Il fatto curioso e’ che questo giudizio si mantiene quando nella Grande Guerra, la belluinita’ dei pastori, la loro indole istintiva e selvaggia diventa un carattere fortemente positivo nella guerra di montagna con assalti improvvisi, scontri alla baionetta, uso dei coltelli. La forza fisica, l’attitudine alla fatica, l’uso de sa leppa o s’aŕresoja, strumento immancabile per il pastore sardo ne fanno un invincibile nemico  nel corpo a corpo. I diavoli rossi, cosi’ furono chiamati, erano temutissimi dagli austriaci che, quando potevano scappavano al loro apparire. La grande stampa nazionale, seguita dai quotidiani isolani, lancia il mito del sardo “intrepido e feroce”. L’animalita’ torna centrale anche nei Diari díi guerra, scritti dalla burocrazia militare,  dove il richiamo all’antico razzismo e’ evidente nel ricorso per il soldato sardo ad aggettivi  ed espressioni come “feroce”, “agile”, “animalesco”, “belluino”, “agilita’ selvatica”.
A questo carattere  in certo senso naturale nel pastore sardo si accompagnava una fedelta’ quasi religiosa alla monarchia e al re, una schiettezza nei rapporti con gli altri soldati, una relazione di grande fiducia negli ufficiali sardi, coi quali correva, piu’ che stima, affetto.

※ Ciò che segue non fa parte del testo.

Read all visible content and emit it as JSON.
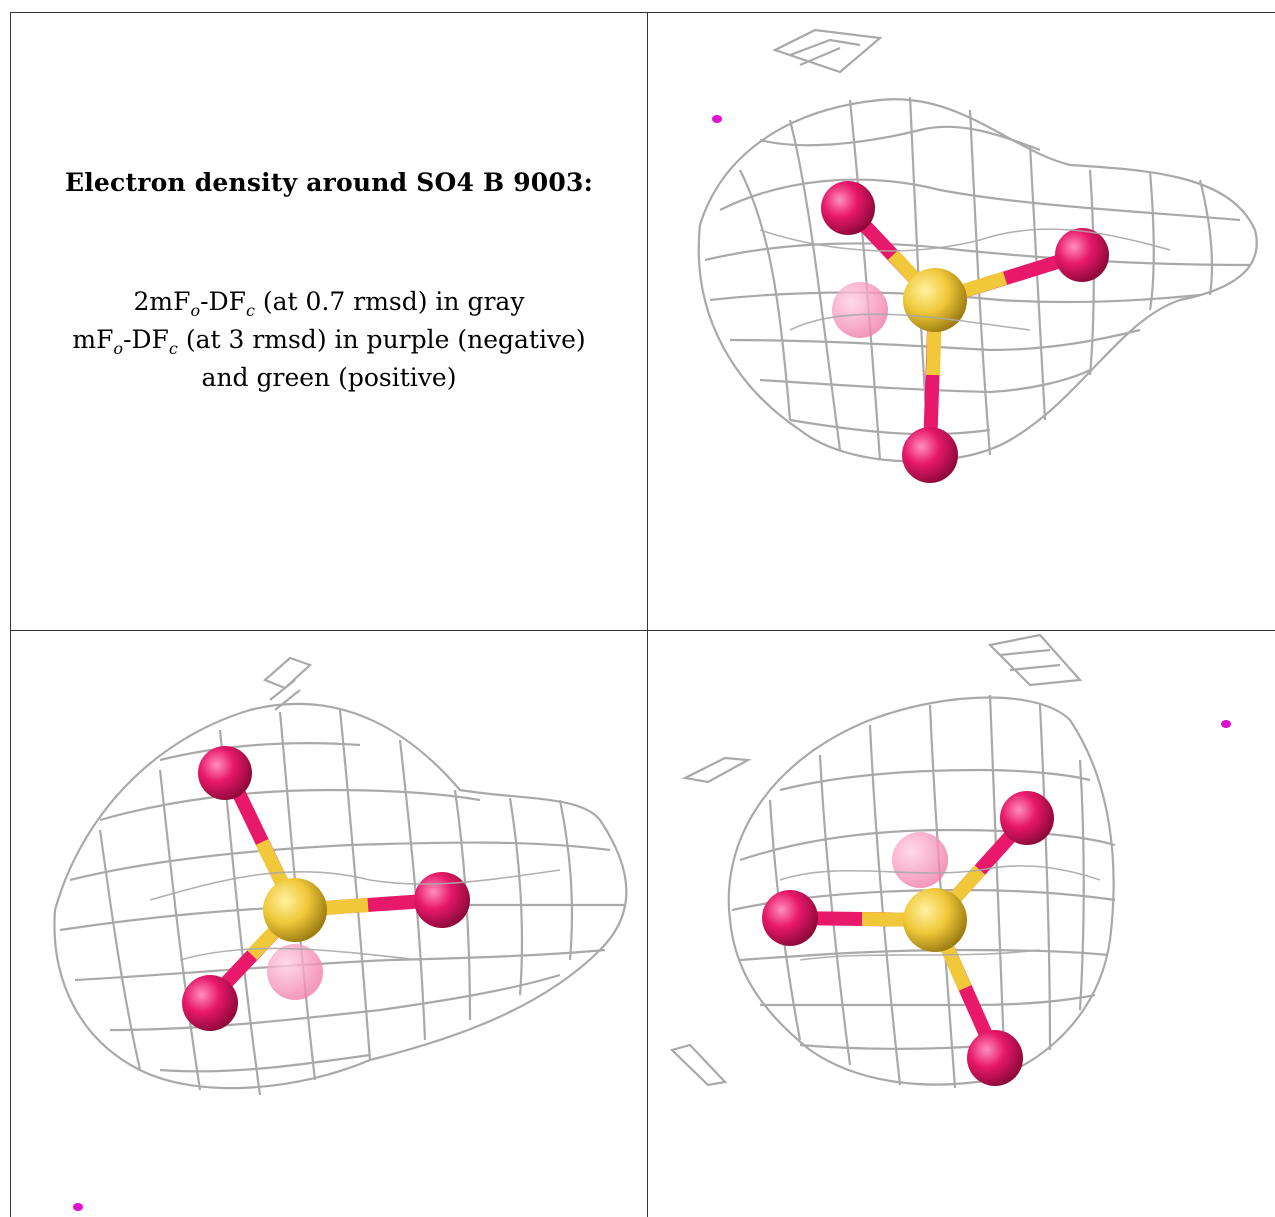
{
  "caption": {
    "title": "Electron density around SO4 B 9003:",
    "line1": {
      "a": "2mF",
      "b": "o",
      "c": "-DF",
      "d": "c",
      "e": " (at 0.7 rmsd) in gray"
    },
    "line2": {
      "a": "mF",
      "b": "o",
      "c": "-DF",
      "d": "c",
      "e": " (at 3 rmsd) in purple (negative)"
    },
    "line3": "and green (positive)"
  },
  "colors": {
    "mesh": "#a9a9a9",
    "oxygen": "#e8186a",
    "sulfur": "#f0c83a",
    "negative_density": "#e010d0",
    "grid": "#333333"
  },
  "panels": [
    {
      "name": "view-top-right"
    },
    {
      "name": "view-bottom-left"
    },
    {
      "name": "view-bottom-right"
    }
  ]
}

Questi ufficiali parlavano sardo, curavano la truppa, erano dalla parte dei soldati.
Le imprese dei sardi divennero cosi’ fin da subito esempio di patriottismo e la bellinuita’ la loro migliore dote. La grande stampa nazionale inizio’ a suonare la tromba del patriottismo che poi verra’ ripresa dal fascismo e da Mussolini. “Su sardu est membru de fidelitade/diadema de sa tua potestade”, dice in versi Giovanni Cherchi Tilocca di Villanova  Monteleone. L’animalita’ dei pastori e contadini della Brigata il segreto della loro superiorita’ come soldati. Come il contadino Raimondo Scintu di Guasila che da solo entra nella trincea nemica e intima ai presenti, terrorizzati, di deporre le armi e di incamminarsi, prigionieri, verso le linee italiane. Li comanda come si usava fare con le pecore, col gregge. Eccezionale!

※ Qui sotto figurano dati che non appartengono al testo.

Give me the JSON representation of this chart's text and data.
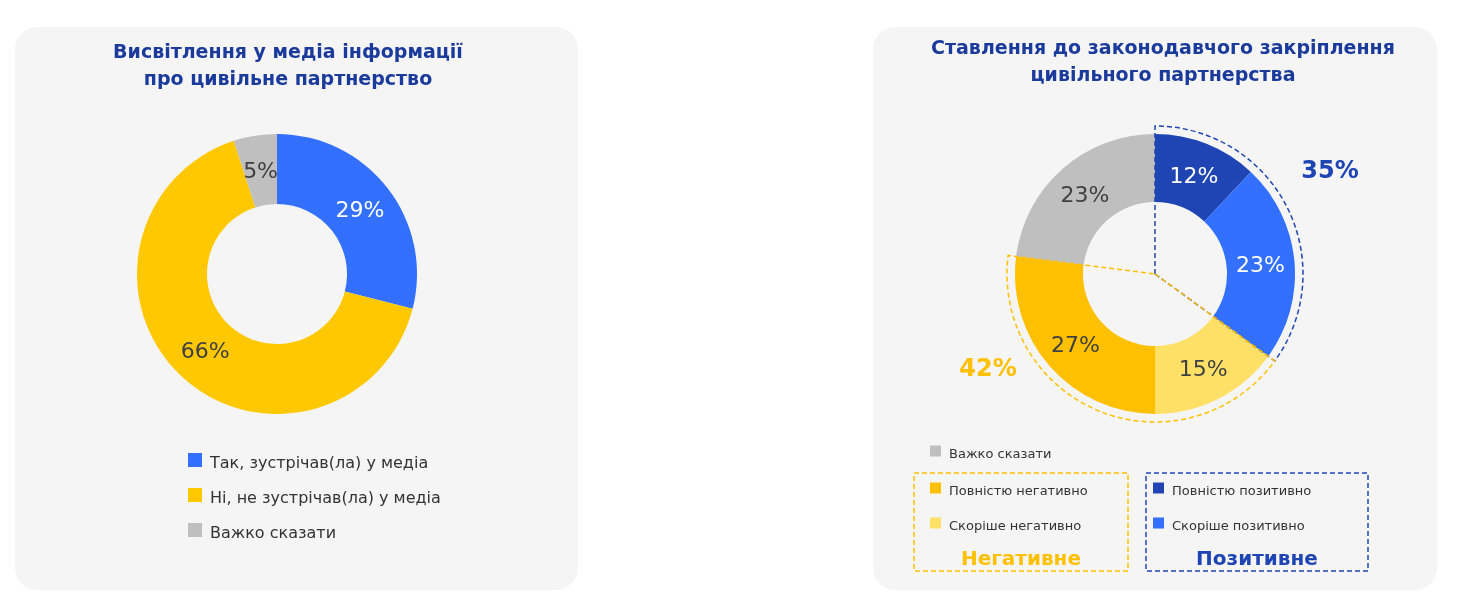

Vien da chiedersi quale grado di subalternita’ culturale e politica avvolgeva questi sardi dopo le malefatte e le vessazioni dei Savoia nel corso di tutto l’800 e nella repressione terroristica dei moti angioyani. Ed infatti la scissione da quella dipendenza fu il portato della guerra stessa. I sardi si accorgono che i nemici sono anch’essi pastori,  contadini, operai, povera gente. La guerra e’ massacro fra poveri per cause e fini a loro estranei. Quella guerra non puo’ essere la loro. E poi si accorgono che i generali sono privi di competenze militari, di umanita’ e buon senso. Quando vedono il re poi avvertono nella minuscola statura la sua poverta’ morale.  Rifiutano di cantare “Deus sarvet su rei”, bandiscono il cliche’ dei sardi forti figli d’Italia “soldati fedeli e silenziosi”, dalla “obbedienza forte e cieca”, veicolato dagli alti comandi. Si verificano clamorosi casi organizzati di insubordinazione contro alcune folli e criminali decisioni dei comandi e di taluni comandanti. Si fa strada, sollecitati dagli ufficiali, intellettuali sardi, un progetto di trasformazione rivoluzionaria della Sardegna. Autogoverno contro il ferreo accentramento sabaudo, cooperazione contro l’individualismo e l’isolamento, riforma agraria, democrazia locale e nei rapporti con lo Stato. Si pensa di soppiantare la monarchia con la repubblica. Nasce il combattentismo sardista, che Lussu dirige e orienta su una prospettiva di radicale trasformazione demicratico-socialista e descrive magistralmente in tanti scritti.